Question: What kind of currency will remain?

My Answer: The post-crisis world will be radically new. Nevertheless, the United States has accumulated such great scientific and technological potential, and such an exceptional industrial base, that it will remain the world leader - the largest economy in the world. Even though it will fall more than any other country, when it comes to the numbers, people will still have enough to live (compared to others).

Everything will crash, with the exception of the American high-tech industry. The United States will begin real production; it will return to it from abroad, from China. This will cause foreign countries and China to “fall.”

Question: Why are everyone so afraid of the financial crisis?
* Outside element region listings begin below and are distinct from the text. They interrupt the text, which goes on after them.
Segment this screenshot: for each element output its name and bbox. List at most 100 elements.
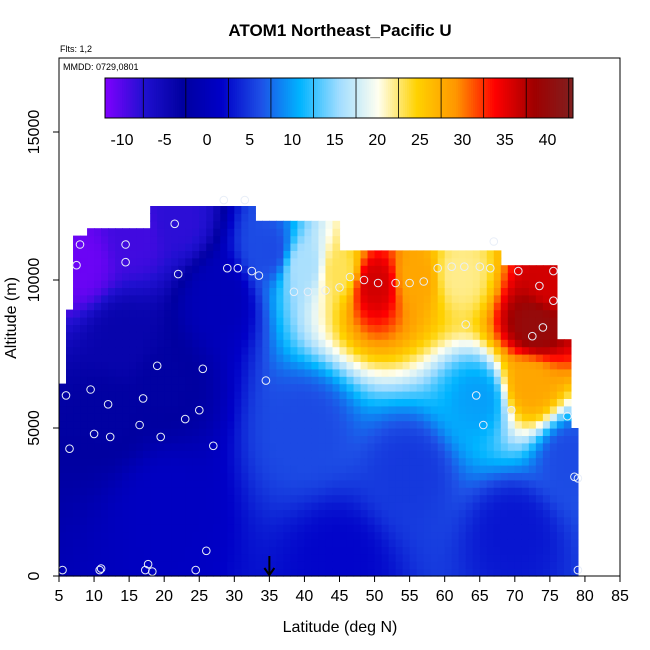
colorbar-swatch bbox=[115, 78, 119, 118]
heatmap-cell bbox=[164, 398, 172, 407]
heatmap-cell bbox=[234, 553, 242, 562]
heatmap-cell bbox=[332, 287, 341, 296]
heatmap-cell bbox=[346, 457, 355, 466]
heatmap-cell bbox=[381, 450, 390, 459]
colorbar-swatch bbox=[481, 78, 485, 118]
heatmap-cell bbox=[269, 435, 277, 444]
heatmap-cell bbox=[290, 561, 299, 570]
heatmap-cell bbox=[178, 531, 186, 540]
heatmap-cell bbox=[542, 346, 551, 355]
heatmap-cell bbox=[192, 265, 200, 274]
heatmap-cell bbox=[143, 398, 151, 407]
heatmap-cell bbox=[430, 494, 439, 503]
heatmap-cell bbox=[570, 487, 579, 496]
heatmap-cell bbox=[129, 317, 137, 325]
heatmap-cell bbox=[164, 243, 172, 251]
heatmap-cell bbox=[304, 376, 313, 385]
heatmap-cell bbox=[255, 502, 263, 510]
heatmap-cell bbox=[458, 398, 467, 407]
heatmap-cell bbox=[479, 546, 488, 555]
heatmap-cell bbox=[150, 339, 158, 348]
heatmap-cell bbox=[521, 487, 530, 496]
heatmap-cell bbox=[143, 317, 151, 325]
heatmap-cell bbox=[549, 339, 558, 348]
heatmap-cell bbox=[437, 287, 446, 296]
heatmap-cell bbox=[185, 450, 193, 459]
heatmap-cell bbox=[528, 502, 537, 510]
heatmap-cell bbox=[227, 257, 235, 266]
heatmap-cell bbox=[73, 539, 81, 547]
heatmap-cell bbox=[374, 280, 383, 288]
heatmap-cell bbox=[395, 405, 404, 414]
heatmap-cell bbox=[290, 465, 299, 473]
heatmap-cell bbox=[101, 257, 109, 266]
heatmap-cell bbox=[367, 502, 376, 510]
heatmap-cell bbox=[59, 509, 67, 518]
heatmap-cell bbox=[353, 398, 362, 407]
heatmap-cell bbox=[514, 391, 523, 399]
heatmap-cell bbox=[206, 243, 214, 251]
heatmap-cell bbox=[493, 561, 502, 570]
heatmap-cell bbox=[80, 272, 88, 281]
heatmap-cell bbox=[227, 465, 235, 473]
heatmap-cell bbox=[297, 398, 306, 407]
heatmap-cell bbox=[437, 494, 446, 503]
heatmap-cell bbox=[542, 391, 551, 399]
heatmap-cell bbox=[262, 265, 270, 274]
heatmap-cell bbox=[297, 472, 306, 481]
heatmap-cell bbox=[381, 494, 390, 503]
heatmap-cell bbox=[87, 309, 95, 318]
heatmap-cell bbox=[248, 354, 256, 362]
heatmap-cell bbox=[304, 383, 313, 392]
heatmap-cell bbox=[66, 516, 74, 525]
heatmap-cell bbox=[171, 524, 179, 533]
heatmap-cell bbox=[430, 553, 439, 562]
heatmap-cell bbox=[542, 368, 551, 377]
heatmap-cell bbox=[129, 331, 137, 340]
heatmap-cell bbox=[444, 405, 453, 414]
colorbar-swatch bbox=[105, 78, 108, 118]
heatmap-cell bbox=[276, 287, 284, 296]
heatmap-cell bbox=[297, 457, 306, 466]
colorbar-swatch bbox=[562, 78, 565, 118]
heatmap-cell bbox=[136, 531, 144, 540]
heatmap-cell bbox=[360, 324, 369, 333]
heatmap-cell bbox=[150, 302, 158, 311]
heatmap-cell bbox=[521, 568, 530, 577]
heatmap-cell bbox=[115, 405, 123, 414]
colorbar-border bbox=[104, 77, 574, 119]
heatmap-cell bbox=[332, 376, 341, 385]
heatmap-cell bbox=[143, 561, 151, 570]
heatmap-cell bbox=[192, 250, 200, 259]
heatmap-cell bbox=[101, 479, 109, 488]
heatmap-cell bbox=[465, 280, 474, 288]
heatmap-cell bbox=[486, 265, 495, 274]
heatmap-cell bbox=[192, 435, 200, 444]
heatmap-cell bbox=[479, 354, 488, 362]
heatmap-cell bbox=[157, 561, 165, 570]
heatmap-cell bbox=[430, 302, 439, 311]
observation-point bbox=[121, 240, 130, 249]
heatmap-cell bbox=[157, 420, 165, 429]
heatmap-cell bbox=[94, 309, 102, 318]
heatmap-cell bbox=[255, 354, 263, 362]
heatmap-cell bbox=[199, 228, 207, 237]
heatmap-cell bbox=[486, 524, 495, 533]
heatmap-cell bbox=[423, 546, 432, 555]
heatmap-cell bbox=[451, 465, 460, 473]
heatmap-cell bbox=[283, 435, 292, 444]
heatmap-cell bbox=[437, 368, 446, 377]
heatmap-cell bbox=[185, 376, 193, 385]
heatmap-cell bbox=[493, 413, 502, 422]
heatmap-cell bbox=[171, 553, 179, 562]
heatmap-cell bbox=[500, 435, 509, 444]
heatmap-cell bbox=[241, 331, 249, 340]
heatmap-cell bbox=[332, 472, 341, 481]
heatmap-cell bbox=[360, 376, 369, 385]
heatmap-cell bbox=[199, 272, 207, 281]
heatmap-cell bbox=[346, 420, 355, 429]
heatmap-cell bbox=[318, 546, 327, 555]
heatmap-cell bbox=[325, 272, 334, 281]
heatmap-cell bbox=[514, 398, 523, 407]
colorbar-swatch bbox=[228, 78, 232, 118]
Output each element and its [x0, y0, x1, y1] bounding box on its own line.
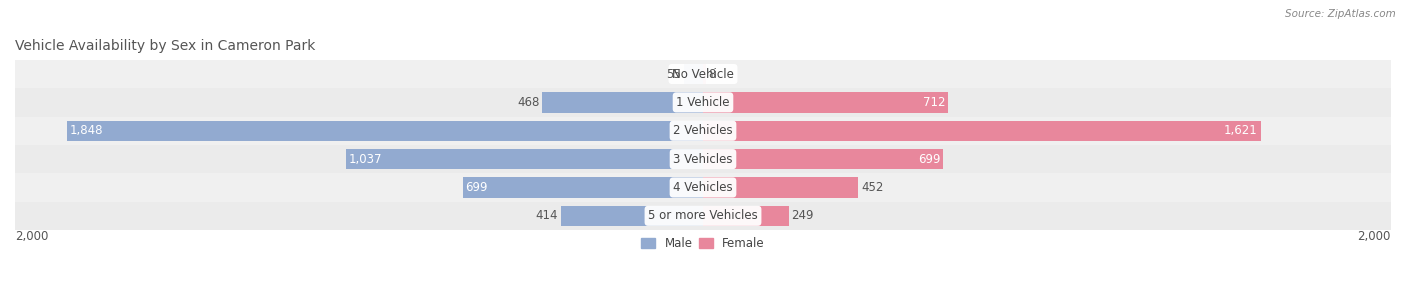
- Text: 699: 699: [918, 153, 941, 166]
- Bar: [703, 92, 948, 113]
- Text: 2,000: 2,000: [1358, 230, 1391, 243]
- Text: 3 Vehicles: 3 Vehicles: [673, 153, 733, 166]
- Text: 4 Vehicles: 4 Vehicles: [673, 181, 733, 194]
- Text: 452: 452: [862, 181, 883, 194]
- Text: 1,621: 1,621: [1225, 124, 1258, 137]
- Legend: Male, Female: Male, Female: [637, 232, 769, 255]
- Text: 2 Vehicles: 2 Vehicles: [673, 124, 733, 137]
- Text: 414: 414: [536, 209, 558, 222]
- Bar: [541, 92, 703, 113]
- Bar: [15, 173, 1391, 202]
- Text: 8: 8: [709, 68, 716, 80]
- Bar: [703, 149, 943, 169]
- Bar: [15, 145, 1391, 173]
- Text: No Vehicle: No Vehicle: [672, 68, 734, 80]
- Bar: [685, 64, 703, 84]
- Text: 699: 699: [465, 181, 488, 194]
- Text: 55: 55: [666, 68, 682, 80]
- Text: 249: 249: [792, 209, 814, 222]
- Bar: [703, 206, 789, 226]
- Bar: [15, 88, 1391, 117]
- Text: 2,000: 2,000: [15, 230, 48, 243]
- Bar: [463, 177, 703, 198]
- Bar: [15, 117, 1391, 145]
- Text: Vehicle Availability by Sex in Cameron Park: Vehicle Availability by Sex in Cameron P…: [15, 39, 315, 53]
- Bar: [561, 206, 703, 226]
- Bar: [346, 149, 703, 169]
- Bar: [15, 60, 1391, 88]
- Text: 1,848: 1,848: [70, 124, 104, 137]
- Text: 1 Vehicle: 1 Vehicle: [676, 96, 730, 109]
- Bar: [703, 177, 859, 198]
- Bar: [15, 202, 1391, 230]
- Bar: [703, 64, 706, 84]
- Text: 1,037: 1,037: [349, 153, 382, 166]
- Bar: [67, 121, 703, 141]
- Text: 5 or more Vehicles: 5 or more Vehicles: [648, 209, 758, 222]
- Text: 712: 712: [922, 96, 945, 109]
- Text: 468: 468: [517, 96, 540, 109]
- Bar: [703, 121, 1261, 141]
- Text: Source: ZipAtlas.com: Source: ZipAtlas.com: [1285, 9, 1396, 19]
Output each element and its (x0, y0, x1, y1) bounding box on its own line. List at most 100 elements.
I personally don’t feel afraid.

My Answer: All previous financial crises were different – understandable and not general. However, this one is global; it is happening all over the world and it is unlike any previous financial crisis. There are no known remedies to eliminate it. People are trying to do the same thing they did in previous financial crises - to help the banks, but nothing will help. The situation will force them to reveal the true cause of the financial crisis: that the egoistic attitudes of the parts of a closed system bring about the system’s destruction.

Regardless of how our attempts to explain the true cause of the financial crisis are received, we should not despair and continue fulfilling our duty. We can only accelerate the world’s understanding of the cause of the financial crisis and the method of correction. It takes patience, but the suffering, attempts, and failures will teach people, forcing them to heed what we are saying.